Kirche stellt Verbindung zum Leben draußen dar
Fast scheint es, als leuchte die befreiende Botschaft des Evangeliums im Knast ein wenig heller. Christliche Grundbegriffe wie „Schuld“ und „Vergebung“ haben in dieser Umgebung einen anderen Klang. Wenn im Gefängnis Fürbitte gehalten wird für „Menschen hinter den Türen der Angst, der Einsamkeit und der Resignation“, ahnt man: Das ist keine fromme Floskel, sondern eine von vielen geteilte und erlittene Erfahrung. Wer in dieser Welt der Zellen und der Gitter, der farblosen Gänge und der verschlossenen Türen ankommt, muss vieles hinter sich lassen. Familie und Freunde, Arbeit und Wohnung, Freizeit und Hobbies verschwinden hinter den hohen Anstaltsmauern.

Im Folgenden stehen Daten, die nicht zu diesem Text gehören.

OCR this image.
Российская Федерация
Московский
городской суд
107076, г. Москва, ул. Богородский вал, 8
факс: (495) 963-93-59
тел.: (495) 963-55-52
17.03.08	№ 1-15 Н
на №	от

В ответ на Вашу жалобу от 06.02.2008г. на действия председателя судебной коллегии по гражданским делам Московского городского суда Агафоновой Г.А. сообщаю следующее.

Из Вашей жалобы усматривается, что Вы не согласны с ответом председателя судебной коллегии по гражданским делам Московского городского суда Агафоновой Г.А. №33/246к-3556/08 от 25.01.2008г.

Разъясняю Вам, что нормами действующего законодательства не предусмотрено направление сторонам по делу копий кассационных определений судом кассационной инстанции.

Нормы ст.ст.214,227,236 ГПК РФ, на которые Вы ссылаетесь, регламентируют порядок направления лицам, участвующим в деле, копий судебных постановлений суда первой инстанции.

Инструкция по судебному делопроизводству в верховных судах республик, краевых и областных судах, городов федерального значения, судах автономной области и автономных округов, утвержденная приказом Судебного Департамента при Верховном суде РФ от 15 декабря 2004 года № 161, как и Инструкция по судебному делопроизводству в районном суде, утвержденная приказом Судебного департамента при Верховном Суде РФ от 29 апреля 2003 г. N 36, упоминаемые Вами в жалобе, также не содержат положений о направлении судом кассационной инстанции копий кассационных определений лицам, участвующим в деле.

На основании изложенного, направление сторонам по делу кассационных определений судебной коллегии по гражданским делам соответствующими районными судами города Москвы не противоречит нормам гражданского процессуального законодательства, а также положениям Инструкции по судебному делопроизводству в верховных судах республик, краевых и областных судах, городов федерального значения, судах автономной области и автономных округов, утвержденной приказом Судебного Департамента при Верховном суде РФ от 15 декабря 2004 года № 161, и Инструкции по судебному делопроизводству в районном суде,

Umso tröstlicher, dass Kirche, Gottesdienst und Seelsorge weiterhin eine Verbindung zum Leben draußen darstellen. Die Texte, die in der Justizvollzugsanstalt Sonntag für Sonntag gebetet, die Lieder, die hier gesungen werden: Es sind dieselben Gebete, die auch im Dorfgottesdienst irgendwo im Pfälzer Wald gesprochen werden, dieselben Lieder, die auch im feierlichen Pontifikalamt im Speyerer Dom erklingen.
Keine Frage: Ein Gottesdienst in der Justizvollzugsanstalt ist eine besondere Erfahrung. Eine Erfahrung einer besonderen Art von Kirche an einem besonderen Ort. Nachmittags beim Spaziergang durch die frühlingshafte Landschaft gehen die Gedanken immer wieder zu den Männern in Frankenthal. Die frische Luft, die Farben des beginnenden Sommers, in der Ferne der Blick auf die Gipfel der Haardt, das wirkt an diesem Nachmittag alles viel intensiver.